This summer, Hannah Pingree ’98 announced she was running for governor of Maine, her home state. On Oct. 31, Pingree made a fundraising stop on College Hill at the University Club, where she was met by former classmates and local politicians.
Pingree will face at least six other candidates in the June 2026 Democratic primary before the November general election.
For the last six years, Pingree has worked for Maine Gov. Janet Mills.
Pingree led the Office of Policy Innovation and the Future and co-chaired the Maine Climate Council. There, she has worked to build “a lot of housing based on pretty proactive policies and actions that Maine has taken,” she said. Pingree also helped start “an Office of New Americans to figure out how to get immigrants … involved in our workforce.”
Before working for Mills, Pingree was a member of Maine’s House of Representatives from 2002 to 2010, serving as the state’s House speaker for the last two years of her term.
Pingree’s mother, Chellie Pingree P’98, has served in Congress representing Maine’s first congressional district since 2009.
At the Providence event, Pingree was introduced by Rep. Seth Magaziner ’06 (D-R.I. 2). Other politicians, including Providence Mayor Brett Smiley, attended the event.
During her speech, Pingree discussed issues of housing, climate change and the economy in Maine, as well as women’s rights, LGBTQ+ rights, health care access and protecting the integrity of elections.
Since “it is a really important time for national politics,” Pingree said in her speech, “state-level leaders really do matter.”
Pingree stressed that she does not take the responsibilities of the governor’s office lightly, saying that “these are times in which we are going to have to rebuild our entire way of governing, and that’s pretty serious.”
“It is going to be up to governors in the coming years to keep our states and our systems and our democracy and, honestly, our country, afloat,” she added.
Pingree discussed her time as speaker, during which she was a “lead co-sponsor of gay marriage in Maine,” she said. She also took on environmental and public health initiatives, saying that early in her career, she had her “body tested for toxic chemicals” in an effort to learn about the chemical dangers Maine was facing.
Pingree grew up on an off-shore island called North Haven, a town so small it lacked its own emergency services. To bridge that gap, community members, including her parents, had to volunteer as first responders.
“When I think about politics and public service, it does come from this sense that you have to be involved. If there’s a challenge in your community, you have to figure out how to solve it,” Pingree said.
On a small island, “nobody else is going to fix things,” she said, adding that now the country is in a similar situation. “No one’s going to come save the Democratic Party or save our democracy. It is going to be up to each one of us.”
Pingree thinks that Americans could learn from “this kind of reliance on each other.”
Clinical Associate Professor of Surgery Rashmi Licht ’98 MD’02 has known Pingree since her first year at Brown and attended the Providence event to support her friend. Pingree and Licht both recalled volunteering for Planned Parenthood and taking a public health course together.

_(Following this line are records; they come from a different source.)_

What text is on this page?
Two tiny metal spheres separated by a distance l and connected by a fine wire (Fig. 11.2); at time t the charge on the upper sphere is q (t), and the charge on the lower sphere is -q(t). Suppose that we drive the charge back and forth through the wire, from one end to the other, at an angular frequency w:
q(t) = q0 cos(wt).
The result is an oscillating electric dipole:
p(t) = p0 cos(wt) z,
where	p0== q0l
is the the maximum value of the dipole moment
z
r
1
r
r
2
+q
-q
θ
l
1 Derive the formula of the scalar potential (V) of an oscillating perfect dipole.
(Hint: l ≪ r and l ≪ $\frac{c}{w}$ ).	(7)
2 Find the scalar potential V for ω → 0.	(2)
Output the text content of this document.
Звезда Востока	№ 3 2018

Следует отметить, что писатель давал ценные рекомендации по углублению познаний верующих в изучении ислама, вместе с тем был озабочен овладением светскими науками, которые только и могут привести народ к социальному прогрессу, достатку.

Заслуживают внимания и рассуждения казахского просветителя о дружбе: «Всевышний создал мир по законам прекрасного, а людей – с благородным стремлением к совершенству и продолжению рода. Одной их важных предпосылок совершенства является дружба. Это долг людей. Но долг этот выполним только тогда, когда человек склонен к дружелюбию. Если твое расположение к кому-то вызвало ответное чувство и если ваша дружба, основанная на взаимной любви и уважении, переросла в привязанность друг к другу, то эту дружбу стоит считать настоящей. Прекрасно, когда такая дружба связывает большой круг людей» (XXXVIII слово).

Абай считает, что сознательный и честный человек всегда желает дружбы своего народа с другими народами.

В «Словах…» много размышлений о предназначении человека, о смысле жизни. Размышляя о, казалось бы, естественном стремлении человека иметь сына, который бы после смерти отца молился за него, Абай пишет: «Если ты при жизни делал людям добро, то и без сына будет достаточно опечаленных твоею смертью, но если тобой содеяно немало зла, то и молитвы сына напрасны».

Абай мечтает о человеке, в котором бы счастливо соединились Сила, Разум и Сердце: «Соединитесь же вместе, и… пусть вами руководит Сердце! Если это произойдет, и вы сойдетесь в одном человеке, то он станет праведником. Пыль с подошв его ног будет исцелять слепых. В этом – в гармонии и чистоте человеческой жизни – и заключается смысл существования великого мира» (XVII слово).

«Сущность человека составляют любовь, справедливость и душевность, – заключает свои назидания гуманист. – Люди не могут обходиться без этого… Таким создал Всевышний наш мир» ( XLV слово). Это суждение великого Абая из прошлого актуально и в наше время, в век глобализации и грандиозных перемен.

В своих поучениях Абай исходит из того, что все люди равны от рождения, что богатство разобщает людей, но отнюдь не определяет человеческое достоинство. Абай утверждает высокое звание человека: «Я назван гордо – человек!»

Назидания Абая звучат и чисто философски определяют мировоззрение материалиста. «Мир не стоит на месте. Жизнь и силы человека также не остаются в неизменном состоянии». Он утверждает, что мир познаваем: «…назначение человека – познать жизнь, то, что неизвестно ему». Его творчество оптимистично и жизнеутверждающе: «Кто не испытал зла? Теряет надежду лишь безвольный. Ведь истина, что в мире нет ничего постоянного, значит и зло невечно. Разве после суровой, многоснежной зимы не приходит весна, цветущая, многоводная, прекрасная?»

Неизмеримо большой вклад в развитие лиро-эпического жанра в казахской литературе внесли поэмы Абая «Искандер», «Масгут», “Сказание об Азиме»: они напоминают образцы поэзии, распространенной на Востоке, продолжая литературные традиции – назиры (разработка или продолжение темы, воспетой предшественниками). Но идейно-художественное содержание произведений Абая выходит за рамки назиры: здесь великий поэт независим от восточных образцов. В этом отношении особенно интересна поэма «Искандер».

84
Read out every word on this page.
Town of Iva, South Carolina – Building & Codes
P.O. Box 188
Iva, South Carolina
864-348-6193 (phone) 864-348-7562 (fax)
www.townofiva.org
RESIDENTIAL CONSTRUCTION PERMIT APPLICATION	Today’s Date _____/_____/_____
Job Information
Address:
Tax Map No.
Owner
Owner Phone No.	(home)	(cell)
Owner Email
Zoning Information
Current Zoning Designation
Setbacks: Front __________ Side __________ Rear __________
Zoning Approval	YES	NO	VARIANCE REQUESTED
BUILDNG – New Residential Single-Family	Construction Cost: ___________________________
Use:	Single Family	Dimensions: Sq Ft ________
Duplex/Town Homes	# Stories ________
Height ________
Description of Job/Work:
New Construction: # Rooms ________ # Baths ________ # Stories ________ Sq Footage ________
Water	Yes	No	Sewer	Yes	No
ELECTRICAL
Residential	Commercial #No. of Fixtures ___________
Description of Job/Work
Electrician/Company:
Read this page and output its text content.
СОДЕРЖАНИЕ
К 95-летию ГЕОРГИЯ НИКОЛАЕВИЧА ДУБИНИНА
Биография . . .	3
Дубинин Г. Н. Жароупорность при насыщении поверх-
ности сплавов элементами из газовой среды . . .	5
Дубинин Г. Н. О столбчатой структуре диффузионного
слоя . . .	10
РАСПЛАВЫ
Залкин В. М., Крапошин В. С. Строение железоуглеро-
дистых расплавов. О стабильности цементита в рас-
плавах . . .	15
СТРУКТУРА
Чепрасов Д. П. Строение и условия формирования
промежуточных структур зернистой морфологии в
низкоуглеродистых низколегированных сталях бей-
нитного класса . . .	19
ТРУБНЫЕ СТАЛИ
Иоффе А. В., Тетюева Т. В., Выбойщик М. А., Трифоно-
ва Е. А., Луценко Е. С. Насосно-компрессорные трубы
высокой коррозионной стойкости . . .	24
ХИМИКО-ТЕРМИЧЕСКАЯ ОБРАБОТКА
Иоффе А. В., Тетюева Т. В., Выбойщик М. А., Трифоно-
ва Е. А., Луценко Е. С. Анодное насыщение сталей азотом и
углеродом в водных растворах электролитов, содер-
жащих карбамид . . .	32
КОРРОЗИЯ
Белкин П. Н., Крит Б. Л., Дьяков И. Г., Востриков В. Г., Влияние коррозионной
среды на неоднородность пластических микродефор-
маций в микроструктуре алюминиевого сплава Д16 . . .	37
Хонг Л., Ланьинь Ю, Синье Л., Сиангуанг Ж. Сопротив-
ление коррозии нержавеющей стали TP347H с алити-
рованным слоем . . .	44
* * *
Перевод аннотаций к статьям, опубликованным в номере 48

“Even back then, Hannah was the type of person that was always so involved and knowledgeable about all things politics,” Licht said.
She also lauded Pingree’s “ability to make people feel comfortable and to see both sides.”
William Gilbane III ’99, who met Pingree when he joined the sailing team as a first-year student, described her as “the steady voice of reason” and “really unflappable.”
Referring to the “partisan politics situation that we find ourselves in,” Gilbane said that “Hannah can speak across the aisle.”
In an interview with The Herald, Pingree said that while she arrived at Brown already interested in politics, her time on College Hill “gave (her) the confidence to figure out how to get things done,” and “really figure out how to engage with all kinds of people.”
“I love my home state of Maine,” Pingree told The Herald. “I’m running because I really do love solving problems and getting things done and figuring out how to bring people together.”